La sœur Marthe-Marie était plus pâle encore qu’à sa première entrevue avec Guillaume ; s’il eût été possible de saisir une expression quelconque sur ce calme visage, peut-être eût-on pu y entrevoir un peu de tristesse. La novice se laissa prendre par la main et conduire vers la porte du couvent ; mais quand ces portes se furent ouvertes, et qu’elle en eut franchi le seuil, le jour, l’air, le vent, frappant son visage, elle chancela et s’appuya contre le mur extérieur.

Le soleil en ce moment déchirait les nuages et jetait des rayons d’or sur la plaine et sur la petite montagne ; l’air était transparent, et l’horizon, plat et monotone, recevait de la lumière une espèce de beauté.

— Regarde, ma fille, regarde !… dit Guillaume à Christine, qui restait immobile dans une muette contemplation, regarde comme la terre est belle ! Que cet air est doux à respirer ! qu’il est bon d’être libre et de pouvoir avancer vers cet immense horizon !

— O mon oncle, répondit la novice, que le ciel est beau ! Voyez comme le soleil brille au-dessus de nos têtes ! c’est dans le ciel qu’il faut admirer ses rayons : ils sont déjà ternes et affaiblis quand ils touchent la terre.

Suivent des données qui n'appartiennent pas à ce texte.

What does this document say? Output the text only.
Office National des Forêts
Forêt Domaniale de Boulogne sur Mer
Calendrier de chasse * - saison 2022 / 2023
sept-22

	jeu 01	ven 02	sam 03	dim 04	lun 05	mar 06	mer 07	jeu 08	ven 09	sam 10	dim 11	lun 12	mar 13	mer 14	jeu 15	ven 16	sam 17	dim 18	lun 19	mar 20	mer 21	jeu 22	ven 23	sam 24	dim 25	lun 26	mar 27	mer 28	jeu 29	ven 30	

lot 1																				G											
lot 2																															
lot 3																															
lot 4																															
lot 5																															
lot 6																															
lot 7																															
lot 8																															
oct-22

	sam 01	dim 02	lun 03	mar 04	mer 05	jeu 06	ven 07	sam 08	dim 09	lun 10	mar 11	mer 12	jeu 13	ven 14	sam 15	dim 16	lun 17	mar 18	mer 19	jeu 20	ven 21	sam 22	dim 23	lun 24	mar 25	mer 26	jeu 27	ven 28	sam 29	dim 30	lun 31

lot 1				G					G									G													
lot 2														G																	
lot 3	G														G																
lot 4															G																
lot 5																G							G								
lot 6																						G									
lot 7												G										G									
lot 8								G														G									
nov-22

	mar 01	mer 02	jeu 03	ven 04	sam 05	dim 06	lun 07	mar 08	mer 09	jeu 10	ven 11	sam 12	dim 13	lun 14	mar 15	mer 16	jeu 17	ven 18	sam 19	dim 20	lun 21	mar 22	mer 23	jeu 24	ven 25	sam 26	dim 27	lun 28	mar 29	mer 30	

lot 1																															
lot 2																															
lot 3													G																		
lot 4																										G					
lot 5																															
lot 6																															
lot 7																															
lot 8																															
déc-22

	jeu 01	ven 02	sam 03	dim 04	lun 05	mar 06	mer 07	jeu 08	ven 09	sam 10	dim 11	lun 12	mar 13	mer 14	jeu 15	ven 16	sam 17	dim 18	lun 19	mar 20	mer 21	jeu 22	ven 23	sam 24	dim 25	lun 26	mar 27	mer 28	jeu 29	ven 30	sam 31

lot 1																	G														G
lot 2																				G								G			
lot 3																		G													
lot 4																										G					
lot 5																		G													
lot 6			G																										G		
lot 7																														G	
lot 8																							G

Guillaume entraîna Christine vers la voiture qui l’attendait ; il s’y plaça près d’elle, et les chevaux partirent. Les yeux de la novice restèrent long-temps fixés sur les murailles de son couvent ; puis, quand les détours de la route les cachèrent à ses regards, elle ferma les yeux et sembla s’endormir. Pendant ce voyage, Guillaume essaya vainement de la faire causer ; elle pensait, et ne savait plus dire ses pensées ; une grande fatigue l’accablait quand on la forçait à répondre ; toute sa vie s’était réfugiée au fond de son ame ; elle s’y entourait de mystère et de silence ; elle n’avait plus rien à dire au monde extérieur. Parfois seulement, elle murmurait : — Comme la journée est longue ! rien n’en marque les heures ; je n’ai pas entendu une seule cloche d’aujourd’hui !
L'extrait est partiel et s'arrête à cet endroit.